Keselamatan dan Kesehatan Kerja atau disingkat K3
merupakan program pemerintah. Program ini lahir dari keprihatinan akan
banyaknya kecelakaan yang terjadi ditempat kerja yang mengakibatkan
penderitaan bagi pekerja mapun keluarga pekerja. Karena frekuensi
kecelakaan kerja tidak begitu banyak, maka banyak yang memandang sebelah
mata pada program ini. Pengusaha bilang, ini cost atau buang buang
biaya. Pekerja berkomentar, memperlambat pekerjaan. Dua duanya benar,
jika hanya dilihat dari satu sisi saja. Tapi kalau dicermati
sisilainnya, tentunya pengusaha akan berpikir dua kali berkata demikian.

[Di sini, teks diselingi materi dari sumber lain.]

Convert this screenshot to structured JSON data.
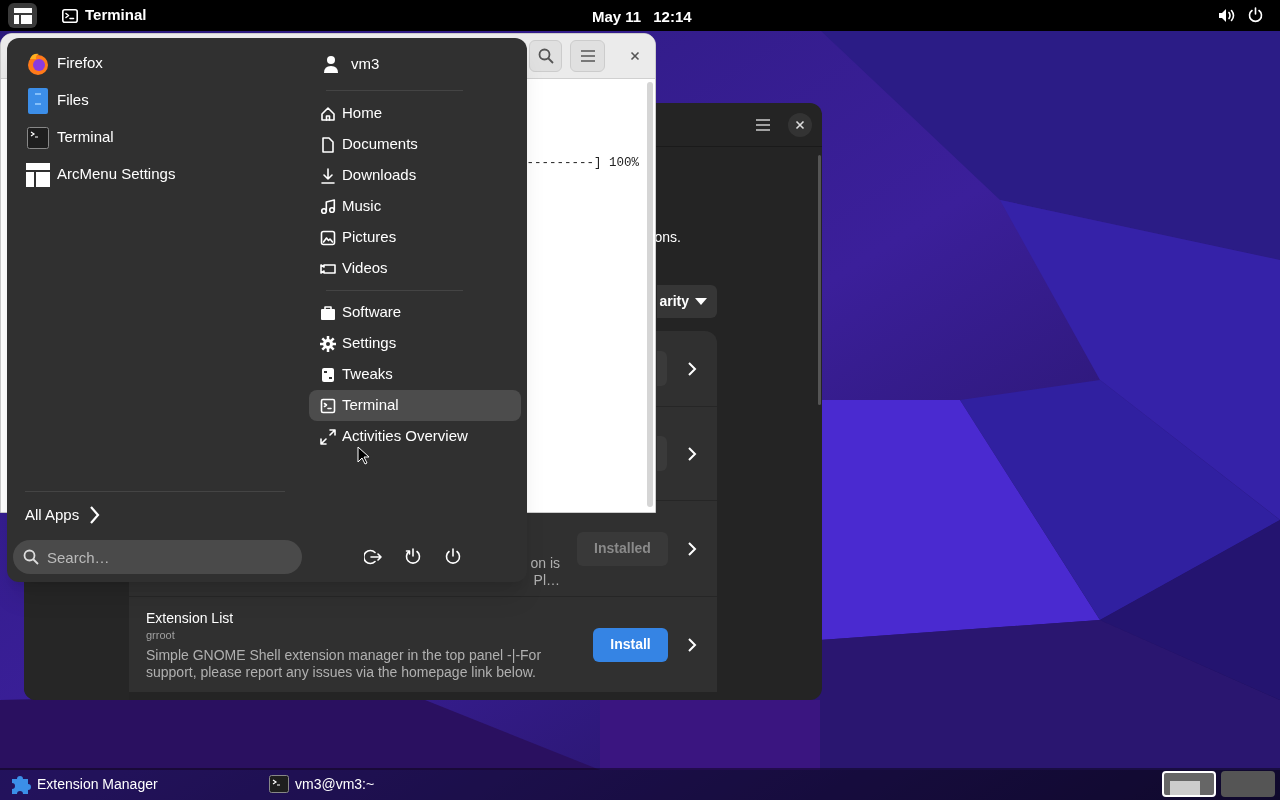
{
  "top_bar": {
    "menu_button": {
      "selected": true
    },
    "active_app": "Terminal",
    "date": "May 11",
    "time": "12:14"
  },
  "terminal_window": {
    "lines": [
      "---------] 100%"
    ]
  },
  "extension_manager": {
    "intro_fragment": "ons.",
    "sort_label": "arity",
    "rows": [
      {
        "kind": "covered"
      },
      {
        "kind": "covered"
      },
      {
        "kind": "installed",
        "description_fragments": [
          "on is",
          "Pl…"
        ],
        "button": "Installed"
      },
      {
        "kind": "install",
        "name": "Extension List",
        "author": "grroot",
        "description": "Simple GNOME Shell extension manager in the top panel -|-For support, please report any issues via the homepage link below.",
        "button": "Install"
      }
    ]
  },
  "arc_menu": {
    "apps": [
      {
        "label": "Firefox"
      },
      {
        "label": "Files"
      },
      {
        "label": "Terminal"
      },
      {
        "label": "ArcMenu Settings"
      }
    ],
    "user": "vm3",
    "groups": [
      [
        {
          "label": "Home",
          "selected": false
        },
        {
          "label": "Documents",
          "selected": false
        },
        {
          "label": "Downloads",
          "selected": false
        },
        {
          "label": "Music",
          "selected": false
        },
        {
          "label": "Pictures",
          "selected": false
        },
        {
          "label": "Videos",
          "selected": false
        }
      ],
      [
        {
          "label": "Software",
          "selected": false
        },
        {
          "label": "Settings",
          "selected": false
        },
        {
          "label": "Tweaks",
          "selected": false
        },
        {
          "label": "Terminal",
          "selected": true
        },
        {
          "label": "Activities Overview",
          "selected": false
        }
      ]
    ],
    "all_apps": "All Apps",
    "search": {
      "placeholder": "Search…"
    }
  },
  "taskbar": {
    "items": [
      {
        "label": "Extension Manager"
      },
      {
        "label": "vm3@vm3:~"
      }
    ],
    "workspaces": [
      {
        "selected": true
      },
      {
        "selected": false
      }
    ]
  }
}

Kenapa? Karena cost yang dikeluarkan untuk suatu insiden kecelakaan
kerja akan jauh berkali lipat dibandingkan yang dikeluarkan untuk
pencegahannya. Bagi pekerja, jika sudah terkena cidera atau fatality,
tentu tidak akan berani berkata lagi kalau K3 itu hanya memperlambat
pekerjaan.
Undang Undang dibidang K3 sudah ada sejal tahun 1970 yaitu UU no. 1
tahun 1970 yang mulai diundangkan tanggal 12 Januari 1970 yang juga
dijadikan hari lahirnya K3. Namun, hingga tahun 2000anlah K3 baru mulai
banyak dikenal. Kemana saja selama ini regulasi K3 tersebut diatas? Ya,
mati surilah kalau boleh dikatakan begitu. Kenapa mati suri? Karena
belum ada kesadaran baik dari pihak pengusaha, pekerja bahkan dari pihak
Depnakertrans sendiri sebagai pengawas. Kenapa belum ada kesadaran?

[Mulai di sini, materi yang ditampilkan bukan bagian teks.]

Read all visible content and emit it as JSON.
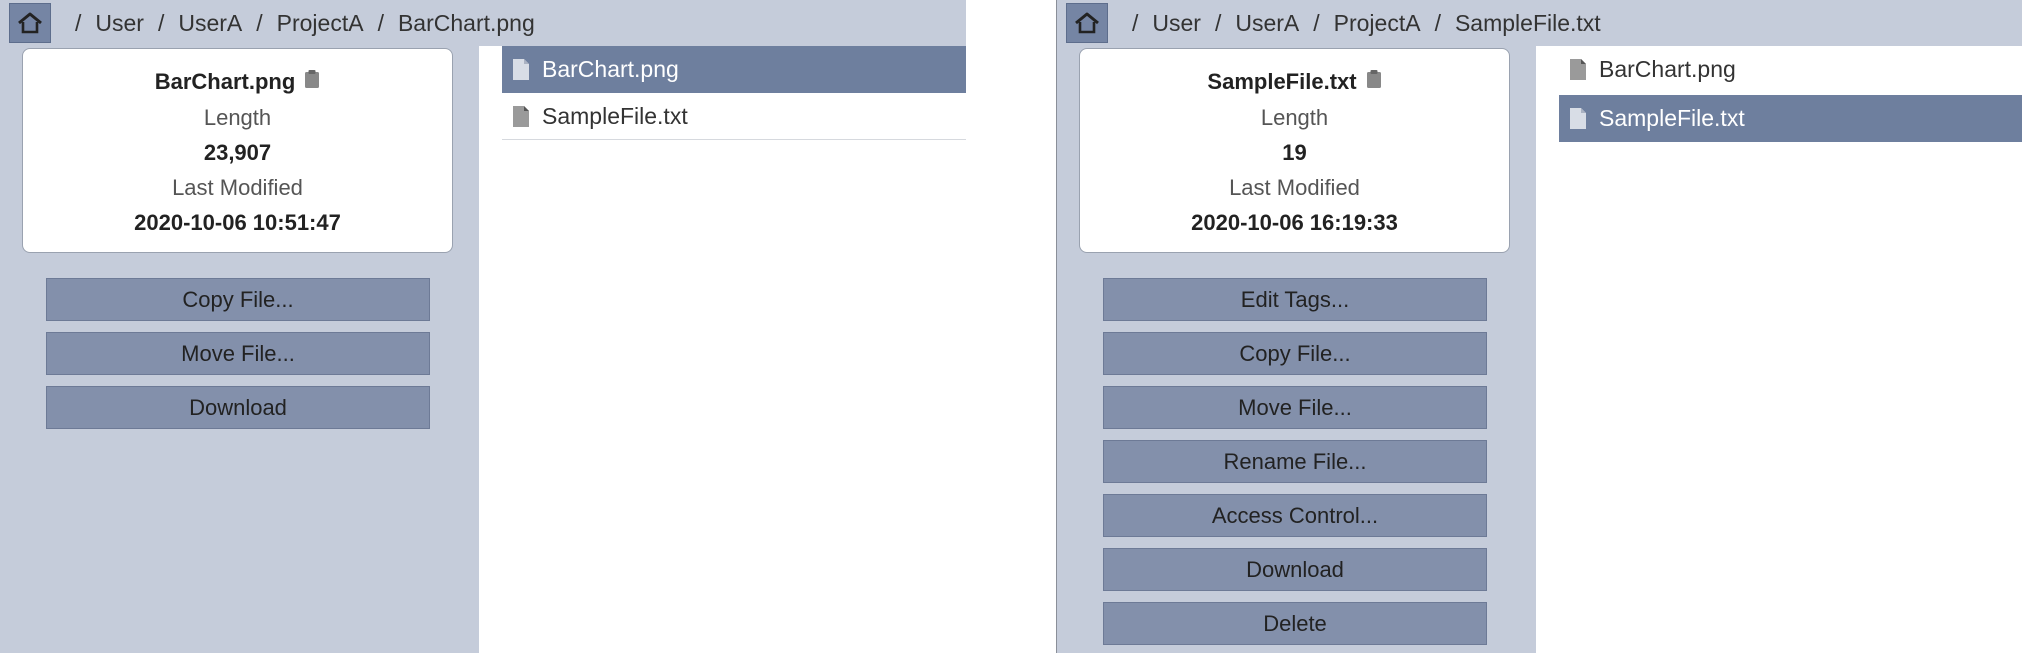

Karena belum tertimpa insiden kecelakaan kerja. jadi, istilahnya
menunggu bola, kalau dapat bola baru bergerak. Ini pola klasik, pola
pecundang. Ini sebabnya negara kita tidak maju maju, karena masih
dilandasi oleh pola berpikir yang tidak efektif tersebut. Kalau saja
Depnakertrans bertindak tegas, bergerak cepat, tentu kemajuan
implementasi K3, sudah lebih maju daripada yang ada sekarang ini.
Lalu bagaimana caranya mengimplementasikan K3? Jika anda perusahaan
besar dengan jumlah karyawan 100 orang atau lebih atau sifat kerja
organisasi anda yang mengandung bahaya atau resiko yang tinggi, maka
wajib mengimplementasi SMK3 (Sistem Manajemen Keselamtan dan Kesehatan
Kerja). Jika anda perusahaan kecil dan sifat kerjanya tidak mengandung
bahaya atau resiko tinggi, maka anda hanya pekerjakan seorang safety
officer atau ahli K3 umum. Karena, semua tempat kerja memiliki resiko
atau bahaya. Itulah definisi tempat kerja menurut UU no.1 tahun 1970.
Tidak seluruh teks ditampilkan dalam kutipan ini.